For the exhibition at the Castello di Rivoli, a catalogue will be published by JRP|Ringier, and edited by Elena Re. The volume includes 200 colour images covering all the works, objects and documents on show, together with a critical essay by the curator and interviews with Andrea Bellini, Paola Ghirri and Massimo Minini. The catalogue also includes a collection of extracts from the writings of Luigi Ghirri, in which the artist himself stresses and repeats the centrality of the thinking preceding the work.

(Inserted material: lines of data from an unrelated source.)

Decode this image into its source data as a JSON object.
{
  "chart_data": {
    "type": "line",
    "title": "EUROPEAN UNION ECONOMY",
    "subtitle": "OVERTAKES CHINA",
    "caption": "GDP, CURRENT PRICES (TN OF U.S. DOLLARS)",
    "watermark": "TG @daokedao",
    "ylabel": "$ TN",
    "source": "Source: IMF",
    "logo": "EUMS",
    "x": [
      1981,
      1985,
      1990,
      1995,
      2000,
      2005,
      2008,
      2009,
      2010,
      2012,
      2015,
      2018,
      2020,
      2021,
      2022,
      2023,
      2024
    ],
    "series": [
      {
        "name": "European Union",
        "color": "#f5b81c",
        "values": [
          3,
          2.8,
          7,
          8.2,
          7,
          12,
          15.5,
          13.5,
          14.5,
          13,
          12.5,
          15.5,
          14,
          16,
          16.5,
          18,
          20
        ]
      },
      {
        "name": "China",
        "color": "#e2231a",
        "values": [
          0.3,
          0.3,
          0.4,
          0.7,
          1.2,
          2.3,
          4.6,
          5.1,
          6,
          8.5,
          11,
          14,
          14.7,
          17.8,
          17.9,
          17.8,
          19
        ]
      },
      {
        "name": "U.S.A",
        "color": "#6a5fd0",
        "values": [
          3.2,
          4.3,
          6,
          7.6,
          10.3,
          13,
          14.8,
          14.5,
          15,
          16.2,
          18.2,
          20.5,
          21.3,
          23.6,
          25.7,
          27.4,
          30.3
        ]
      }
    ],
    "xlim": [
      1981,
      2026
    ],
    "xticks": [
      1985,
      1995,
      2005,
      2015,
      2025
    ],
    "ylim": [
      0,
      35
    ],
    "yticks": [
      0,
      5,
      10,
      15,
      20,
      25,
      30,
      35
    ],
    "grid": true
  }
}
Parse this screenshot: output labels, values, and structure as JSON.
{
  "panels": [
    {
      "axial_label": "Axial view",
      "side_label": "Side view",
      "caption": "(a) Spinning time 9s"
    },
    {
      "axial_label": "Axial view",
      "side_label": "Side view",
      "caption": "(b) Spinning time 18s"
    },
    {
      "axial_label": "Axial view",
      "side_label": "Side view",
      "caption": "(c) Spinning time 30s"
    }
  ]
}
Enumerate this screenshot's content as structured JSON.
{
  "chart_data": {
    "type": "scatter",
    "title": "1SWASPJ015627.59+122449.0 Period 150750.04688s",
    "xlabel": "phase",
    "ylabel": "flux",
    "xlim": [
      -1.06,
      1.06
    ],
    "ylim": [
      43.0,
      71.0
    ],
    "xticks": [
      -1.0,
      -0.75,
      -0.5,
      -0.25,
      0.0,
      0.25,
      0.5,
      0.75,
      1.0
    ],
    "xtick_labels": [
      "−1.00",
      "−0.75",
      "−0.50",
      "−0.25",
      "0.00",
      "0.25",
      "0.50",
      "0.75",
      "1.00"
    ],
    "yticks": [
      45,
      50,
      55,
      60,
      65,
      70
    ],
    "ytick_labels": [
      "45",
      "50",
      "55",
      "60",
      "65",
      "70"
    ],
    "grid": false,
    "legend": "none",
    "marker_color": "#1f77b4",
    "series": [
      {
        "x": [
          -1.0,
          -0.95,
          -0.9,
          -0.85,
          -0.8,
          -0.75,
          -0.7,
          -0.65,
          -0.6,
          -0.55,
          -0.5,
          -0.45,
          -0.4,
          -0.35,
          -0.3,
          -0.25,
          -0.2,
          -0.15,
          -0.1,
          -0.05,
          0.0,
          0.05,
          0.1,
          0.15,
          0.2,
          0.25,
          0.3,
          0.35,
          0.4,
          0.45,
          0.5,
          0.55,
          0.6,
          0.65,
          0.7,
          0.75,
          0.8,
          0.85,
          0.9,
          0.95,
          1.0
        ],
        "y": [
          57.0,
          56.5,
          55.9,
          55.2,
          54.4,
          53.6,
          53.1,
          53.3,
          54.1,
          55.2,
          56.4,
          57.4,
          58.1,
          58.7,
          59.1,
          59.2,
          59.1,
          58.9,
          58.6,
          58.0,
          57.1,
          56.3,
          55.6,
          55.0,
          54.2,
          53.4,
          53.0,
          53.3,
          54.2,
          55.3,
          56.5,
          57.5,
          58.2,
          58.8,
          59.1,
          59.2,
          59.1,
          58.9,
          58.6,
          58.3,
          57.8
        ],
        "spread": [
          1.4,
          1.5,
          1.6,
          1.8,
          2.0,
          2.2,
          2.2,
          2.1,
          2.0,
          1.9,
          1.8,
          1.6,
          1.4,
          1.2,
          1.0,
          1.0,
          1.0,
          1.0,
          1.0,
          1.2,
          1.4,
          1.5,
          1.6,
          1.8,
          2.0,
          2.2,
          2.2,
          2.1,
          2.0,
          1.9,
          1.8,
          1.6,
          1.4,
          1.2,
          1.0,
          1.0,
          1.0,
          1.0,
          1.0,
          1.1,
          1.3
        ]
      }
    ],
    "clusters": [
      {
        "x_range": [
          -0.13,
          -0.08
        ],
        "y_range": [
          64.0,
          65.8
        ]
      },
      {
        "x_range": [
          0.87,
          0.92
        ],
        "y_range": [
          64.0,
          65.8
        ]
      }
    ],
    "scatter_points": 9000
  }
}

Luigi Ghirri (Scandiano, Reggio Emilia, 1943 – Roncocesi, Reggio Emilia, 1992) was active as artist for more than 20 years, from 1970 to 1992. One of the most important and influential artists in the field of contemporary photography, he began working in the area of conceptual art, where his research soon brought him to international attention. In 1975, he was one of the “Discoveries” of the Photography Year by Time-Life and participated in the Art as Photography –
Photography as Art exhibition in Kassel. In 1982, he was noted by Photokina of Cologne as one of the most significant artists in the history of 20th-century photography. His works are conserved in various institutions around the world,
including: Stedelijk Museum (Amsterdam), Musée-Château (Annecy), Musée de la Photographie Réattu (Arles), Polaroid Collection (Cambridge, Massachusetts), Musée Nicéphore Niépce (Chalon-sur-Saône), Museum of Fine Arts (Houston), Museo di Fotografia Contemporanea (Cinisello Balsamo, Milan), Archivio dello Spazio – Amministrazione Provinciale (Milan), Galleria Civica (Modena), Canadian Centre for Architecture – Centre Canadien d’Architecture (Montreal), Museum of Modern Art (New York), Cabinets des estampes – Bibliothèque Nationale de France (Paris), Centre Pompidou (Paris), Fond National d’Art Contemporain (Paris), Centro Studi e Archivio della Comunicazione (Parma), Biblioteca Panizzi – Fototeca (Reggio Emilia), Palazzo Braschi – Archivio Fotografico Comunale (Rome), Fondazione Sandretto Re Rebaudengo (Turin), Fondazione per l’Arte Moderna e Contemporanea CRT (Turin), Fotomuseum (Winterthur).

In 2010 a wide selection of his works was exhibited at the Nouveau Musée National de Monaco in a collective show entitled La carte d’après nature, curated by Thomas Demand. In 2011, the same show was presented at the Matthew Marks Gallery in New York. Bice Curiger presented him in the ILLUMInazioni exhibition at the 54th Venice Biennale.